2024年度は、クーポンの提供に加え、新たに教育格差解消に取り組む自治体への支援を開始しました。資金・ノウハウ・人的リソースの提供と、効果検証を通じて、地域に根差したクーポン事業のより良いモデルとなることが期待されます。
鎌倉市:経済困窮世帯の小中学生に多様な学びの場で利用できるクーポンを提供
長野市:自治体が主体で取り組む体験活動支援
長野市では、2023年から「みらいハッ!ケンプロジェクト」を通じて、子どもたちに体験機会を提供する取り組みが始まっています。このプロジェクトでは、クーポンを利用してさまざまな体験活動に参加できるようになっており、地域の企業や団体と連携して実施されています。
このプロジェクトには3つの特徴があります。
1つ目は子どもの「体験」にスポットを当てた取り組みであることです。自治体が主体となって子どもの「体験」機会を保障していこうという動きは全国的にも珍しいとされています。

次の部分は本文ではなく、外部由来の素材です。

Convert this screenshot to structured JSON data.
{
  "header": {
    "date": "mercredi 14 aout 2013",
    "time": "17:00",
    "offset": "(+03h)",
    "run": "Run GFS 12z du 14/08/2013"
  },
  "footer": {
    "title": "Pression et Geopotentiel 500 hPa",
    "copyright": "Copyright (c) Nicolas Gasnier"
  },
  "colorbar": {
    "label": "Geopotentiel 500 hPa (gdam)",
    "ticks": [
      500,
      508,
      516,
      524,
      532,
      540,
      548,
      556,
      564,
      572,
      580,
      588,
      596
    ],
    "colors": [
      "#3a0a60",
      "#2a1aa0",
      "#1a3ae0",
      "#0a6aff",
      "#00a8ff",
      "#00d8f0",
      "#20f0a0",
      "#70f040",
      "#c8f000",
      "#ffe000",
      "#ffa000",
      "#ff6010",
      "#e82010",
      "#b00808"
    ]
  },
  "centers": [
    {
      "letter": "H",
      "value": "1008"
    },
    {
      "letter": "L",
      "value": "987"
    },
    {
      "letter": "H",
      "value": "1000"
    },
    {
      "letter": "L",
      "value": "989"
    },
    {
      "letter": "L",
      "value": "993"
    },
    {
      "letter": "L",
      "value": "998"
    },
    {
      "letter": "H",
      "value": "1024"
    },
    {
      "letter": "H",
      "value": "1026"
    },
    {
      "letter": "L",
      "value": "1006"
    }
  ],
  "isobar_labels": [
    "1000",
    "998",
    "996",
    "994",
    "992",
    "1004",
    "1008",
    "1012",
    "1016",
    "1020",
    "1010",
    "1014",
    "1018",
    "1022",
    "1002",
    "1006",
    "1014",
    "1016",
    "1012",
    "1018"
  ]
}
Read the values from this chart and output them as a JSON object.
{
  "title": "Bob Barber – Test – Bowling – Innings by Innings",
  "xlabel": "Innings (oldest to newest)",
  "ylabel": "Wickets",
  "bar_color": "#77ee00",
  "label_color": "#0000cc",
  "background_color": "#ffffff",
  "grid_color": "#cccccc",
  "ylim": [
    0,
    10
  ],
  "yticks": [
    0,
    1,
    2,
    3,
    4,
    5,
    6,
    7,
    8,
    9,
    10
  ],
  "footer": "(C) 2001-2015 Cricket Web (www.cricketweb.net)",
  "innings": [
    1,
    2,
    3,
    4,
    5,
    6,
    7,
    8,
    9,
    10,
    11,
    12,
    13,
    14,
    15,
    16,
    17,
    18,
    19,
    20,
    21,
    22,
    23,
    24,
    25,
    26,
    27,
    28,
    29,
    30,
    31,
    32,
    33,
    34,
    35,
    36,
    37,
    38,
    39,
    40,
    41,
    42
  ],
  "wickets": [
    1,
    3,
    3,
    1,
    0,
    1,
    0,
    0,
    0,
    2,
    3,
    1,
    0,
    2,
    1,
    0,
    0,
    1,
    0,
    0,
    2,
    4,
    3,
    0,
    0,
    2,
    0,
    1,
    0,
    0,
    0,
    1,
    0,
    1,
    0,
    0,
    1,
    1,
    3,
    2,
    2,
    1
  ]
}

2つ目は、利用にあたって「所得要件」や「申請」が不要で、長野市内すべての小中学生が対象となることです。経済事情など体験活動ができない理由にかかわらず、すべての子どもが対象となる点や、申請が不要な点は利用のハードルが低いと感じられるでしょう。
3つ目は、地域で活動するNPOなどが「地域コーディネーター」として子どもたちと体験の場をつなぐ役割を果たすことです。地域で活動する人々が自ら、子どもたちの体験の場づくりに参画したり、貧困や障害などをかかえる家庭を市の支援機関などと連携しながらサポートしたりといった重要な役目を担っています。
長野市:子どもの体験・学び応援事業(「みらいハッ!ケン」プロジェクト)
体験格差には地域の団体や企業と協力して支援しましょう
体験格差が生じる背景には、主に経済的、地域的な理由や親の意識などが関係しています。とくに経済的な理由は、IT格差などにも影響しています。体験格差は、職業選択や収入といった子どもたちの将来にも影響する可能性があるため、地域の団体や企業と協力して取り組むべき課題といえるでしょう。
子どもたちの未来を支える体験の場づくりは、地域全体で取り組むテーマです。
今回紹介した事例を参考に、地域の現状を踏まえた上で、取り組みの可能性を探ってみることから始めてみてはいかがでしょうか。